13D Filing: Kosloske Michael W and Health Insurance Innovations Inc. (NASDAQ:HIIQ)

Page 5 of 9 – SEC Filing

Item 1.  Security and Issuer.
This Amendment No. 2 to Schedule 13D (this “Amendment”) is being filed by Michael W. Kosloske (“Kosloske”), Health Plan Intermediaries, LLC, a Florida limited liability company (“HPI”), and Health Plan Intermediaries Sub, LLC, a Delaware limited liability company (“HPIS,” together with HPI, the “HII Entities”) to amend the Schedule 13D (the “Original Schedule 13D”) which was originally filed on February 22, 2013 relating to the Class A common stock of Health Insurance Innovations, Inc., a Delaware corporation (the “Issuer”), as previously amended by Amendment No. 1 thereto on February 7, 2015.

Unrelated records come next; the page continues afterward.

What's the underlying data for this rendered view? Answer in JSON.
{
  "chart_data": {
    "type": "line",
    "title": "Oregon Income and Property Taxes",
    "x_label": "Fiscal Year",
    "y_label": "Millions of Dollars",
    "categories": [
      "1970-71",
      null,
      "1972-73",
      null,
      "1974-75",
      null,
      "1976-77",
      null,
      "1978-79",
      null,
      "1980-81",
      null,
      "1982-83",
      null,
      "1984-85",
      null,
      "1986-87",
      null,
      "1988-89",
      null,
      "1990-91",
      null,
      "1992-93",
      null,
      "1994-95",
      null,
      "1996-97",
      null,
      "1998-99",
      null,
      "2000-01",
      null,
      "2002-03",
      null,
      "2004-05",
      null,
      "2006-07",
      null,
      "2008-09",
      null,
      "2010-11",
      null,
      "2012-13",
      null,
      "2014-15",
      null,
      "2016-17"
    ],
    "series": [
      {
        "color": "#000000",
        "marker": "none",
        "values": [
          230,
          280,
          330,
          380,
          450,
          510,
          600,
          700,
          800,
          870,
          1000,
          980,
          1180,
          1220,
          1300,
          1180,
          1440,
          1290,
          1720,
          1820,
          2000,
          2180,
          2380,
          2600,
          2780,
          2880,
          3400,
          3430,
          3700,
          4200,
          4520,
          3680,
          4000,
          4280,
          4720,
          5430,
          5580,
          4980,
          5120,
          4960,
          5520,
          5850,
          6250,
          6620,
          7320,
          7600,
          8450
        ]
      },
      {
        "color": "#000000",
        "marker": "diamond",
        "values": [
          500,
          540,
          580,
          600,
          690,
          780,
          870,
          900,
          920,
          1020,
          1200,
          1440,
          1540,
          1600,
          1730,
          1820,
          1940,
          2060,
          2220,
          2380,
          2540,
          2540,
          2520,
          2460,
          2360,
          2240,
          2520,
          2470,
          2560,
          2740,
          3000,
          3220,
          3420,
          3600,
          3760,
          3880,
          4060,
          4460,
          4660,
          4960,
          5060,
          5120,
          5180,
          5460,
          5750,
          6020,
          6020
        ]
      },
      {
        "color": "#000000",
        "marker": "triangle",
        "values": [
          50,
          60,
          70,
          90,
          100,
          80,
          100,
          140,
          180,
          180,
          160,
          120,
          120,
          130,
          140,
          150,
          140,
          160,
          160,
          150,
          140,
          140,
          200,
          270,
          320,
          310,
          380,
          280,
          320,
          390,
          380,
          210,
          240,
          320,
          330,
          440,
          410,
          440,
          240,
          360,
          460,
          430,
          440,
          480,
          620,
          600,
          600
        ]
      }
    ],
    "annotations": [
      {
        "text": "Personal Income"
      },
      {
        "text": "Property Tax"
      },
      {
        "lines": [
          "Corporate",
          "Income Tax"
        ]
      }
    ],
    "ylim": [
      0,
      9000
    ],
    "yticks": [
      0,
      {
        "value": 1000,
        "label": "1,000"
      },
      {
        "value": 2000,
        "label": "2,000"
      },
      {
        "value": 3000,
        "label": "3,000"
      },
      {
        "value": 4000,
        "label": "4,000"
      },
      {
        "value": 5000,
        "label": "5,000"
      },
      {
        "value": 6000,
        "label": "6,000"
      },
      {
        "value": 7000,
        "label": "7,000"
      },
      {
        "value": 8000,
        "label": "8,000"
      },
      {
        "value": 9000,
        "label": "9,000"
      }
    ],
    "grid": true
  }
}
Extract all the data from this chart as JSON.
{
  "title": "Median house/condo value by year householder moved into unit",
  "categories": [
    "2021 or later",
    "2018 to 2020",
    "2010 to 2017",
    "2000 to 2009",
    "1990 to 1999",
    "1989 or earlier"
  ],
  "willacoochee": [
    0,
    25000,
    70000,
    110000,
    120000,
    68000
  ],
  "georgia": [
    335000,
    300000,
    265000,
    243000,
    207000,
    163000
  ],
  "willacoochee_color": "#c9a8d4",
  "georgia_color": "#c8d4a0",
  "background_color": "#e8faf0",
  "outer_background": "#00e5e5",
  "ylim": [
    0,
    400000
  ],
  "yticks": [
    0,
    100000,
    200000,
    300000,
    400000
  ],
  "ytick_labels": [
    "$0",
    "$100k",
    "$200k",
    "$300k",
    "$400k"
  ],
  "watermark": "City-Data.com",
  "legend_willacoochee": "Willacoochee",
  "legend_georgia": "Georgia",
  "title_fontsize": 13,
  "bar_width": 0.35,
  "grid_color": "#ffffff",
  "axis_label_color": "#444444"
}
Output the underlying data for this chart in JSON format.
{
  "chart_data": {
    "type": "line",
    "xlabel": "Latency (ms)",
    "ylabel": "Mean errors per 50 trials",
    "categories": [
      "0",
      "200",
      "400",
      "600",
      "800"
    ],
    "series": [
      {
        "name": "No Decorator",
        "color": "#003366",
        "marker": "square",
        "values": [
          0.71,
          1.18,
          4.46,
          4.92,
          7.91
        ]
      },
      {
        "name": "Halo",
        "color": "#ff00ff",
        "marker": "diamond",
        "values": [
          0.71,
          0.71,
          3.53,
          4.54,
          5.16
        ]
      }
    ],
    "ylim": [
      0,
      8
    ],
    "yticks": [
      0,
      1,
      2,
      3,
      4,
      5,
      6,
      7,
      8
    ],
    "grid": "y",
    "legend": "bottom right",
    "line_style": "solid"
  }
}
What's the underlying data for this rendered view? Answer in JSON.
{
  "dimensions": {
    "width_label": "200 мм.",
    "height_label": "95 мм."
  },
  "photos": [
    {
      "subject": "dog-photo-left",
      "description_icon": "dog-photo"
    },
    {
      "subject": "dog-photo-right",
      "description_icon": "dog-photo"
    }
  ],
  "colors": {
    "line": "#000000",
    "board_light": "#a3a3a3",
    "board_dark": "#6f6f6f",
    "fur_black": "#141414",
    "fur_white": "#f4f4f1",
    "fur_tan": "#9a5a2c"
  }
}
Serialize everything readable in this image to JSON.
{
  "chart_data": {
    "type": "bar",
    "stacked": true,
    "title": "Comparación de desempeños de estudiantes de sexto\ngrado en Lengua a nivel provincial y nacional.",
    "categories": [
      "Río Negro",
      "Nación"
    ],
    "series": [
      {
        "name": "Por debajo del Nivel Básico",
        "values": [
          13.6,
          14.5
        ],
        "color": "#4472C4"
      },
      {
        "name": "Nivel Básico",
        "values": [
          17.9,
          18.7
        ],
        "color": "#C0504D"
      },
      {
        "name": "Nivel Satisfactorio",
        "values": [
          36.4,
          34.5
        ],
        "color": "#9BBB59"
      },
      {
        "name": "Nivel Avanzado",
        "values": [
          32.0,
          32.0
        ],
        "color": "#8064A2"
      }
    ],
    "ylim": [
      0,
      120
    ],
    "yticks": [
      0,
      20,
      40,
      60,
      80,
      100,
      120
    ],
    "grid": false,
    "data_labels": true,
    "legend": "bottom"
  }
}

The principal executive offices of the Issuer are located at 15438 N. Florida Avenue, Suite 201, Tampa, Florida 33613.
Item 2.  Identity and Background.
This Amendment is being filed by (i) the HII Entities by virtue of their direct ownership in the Issuer’s Class B common stock and their direct ownership in Health Plan Intermediaries Holdings, LLC’s (“HPIH”) membership interests, and (ii) Kosloske by virtue of his control of the HII Entities and his direct ownership in the Issuer’s Class A common stock.  Kosloske is the sole member and primary manager of HPI and has sole voting and dispositive power over the shares held by HPI.  HPI is the sole managing member of HPIS and has sole voting and dispositive power over the shares held by HPIS.  Kosloske, by virtue of his control of HPI and HPI’s control of HPIS, may be deemed to beneficially own all the shares of Class B common stock of the Issuer held of record by each of HPI and HPIS and all of the membership interests of HPIH held of record by each of HPI and HPIS.  The HII Entities and Kosloske are collectively referred to herein as the “Reporting Persons” and individually referred to as a “Reporting Person.”
HPI is a Florida limited liability company, and HPIS is a Delaware limited liability company. The HII Entities have no executive officers and do not conduct any operations other than in connection with their holdings of the Issuer’s Class B common stock and HPIH’s membership interests.  The address of the principal executive offices of the HII Entities is 15438 N. Florida Avenue, Suite 201, Tampa, Florida 33613.
Kosloske is a citizen of the United States and is the founder, Chief of Product Innovation, and a director of the Issuer.  The principal business address of Kosloske is c/o Health Insurance Innovations, Inc., 15438 N. Florida Avenue, Suite 201, Tampa, Florida 33613.
During the last five years, none of the Reporting Persons has been convicted in any criminal proceeding (excluding traffic violations or similar misdemeanors) or was a party to a civil proceeding of any judicial or administrative body of competent jurisdiction as a result of which such person was or is subject to a judgment, decree or final order enjoining future violations of, or prohibiting or mandating activities subject to, federal or state securities laws or finding of any violation with respect to such laws.
Item 3.  Source and Amount of Funds or Other Consideration.
At the time of the filing of the Original Schedule 13D, HPI directly owned 8,580,000 shares of Class B common stock of the Issuer, and HPIS directly owned 86,667 shares of Class B common stock of the Issuer.  In addition, HPI directly owned 8,580,000 membership interests of HPIH, and HPIS directly owned 86,667 membership interests of HPIH.  These shares of Class B common stock and membership interests were received in a reclassification of the outstanding common stock of the Issuer and of the outstanding membership interests in HPIH effected immediately prior to the initial public offering of the Class A common stock of the Issuer in February 2013.
Pursuant to an exchange agreement entered into in February 2013 (the “Exchange Agreement”), the HII Entities (and certain permitted transferees) may, from and after February 13, 2013 (subject to the terms of the Exchange Agreement), exchange each share of Class B common stock, together with a membership interest of HPIH, for one share of Class A common stock of the Issuer on a one-for-one basis, subject to customary conversion rate adjustments for stock splits, stock dividends and reclassifications.  As a holder exchanges its interests, the Issuer’s interest in HPIH is correspondingly increased.  The foregoing summary of the Exchange Agreement is qualified in its entirety by reference to the text of the Exchange Agreement incorporated herein as Exhibit 2 hereto.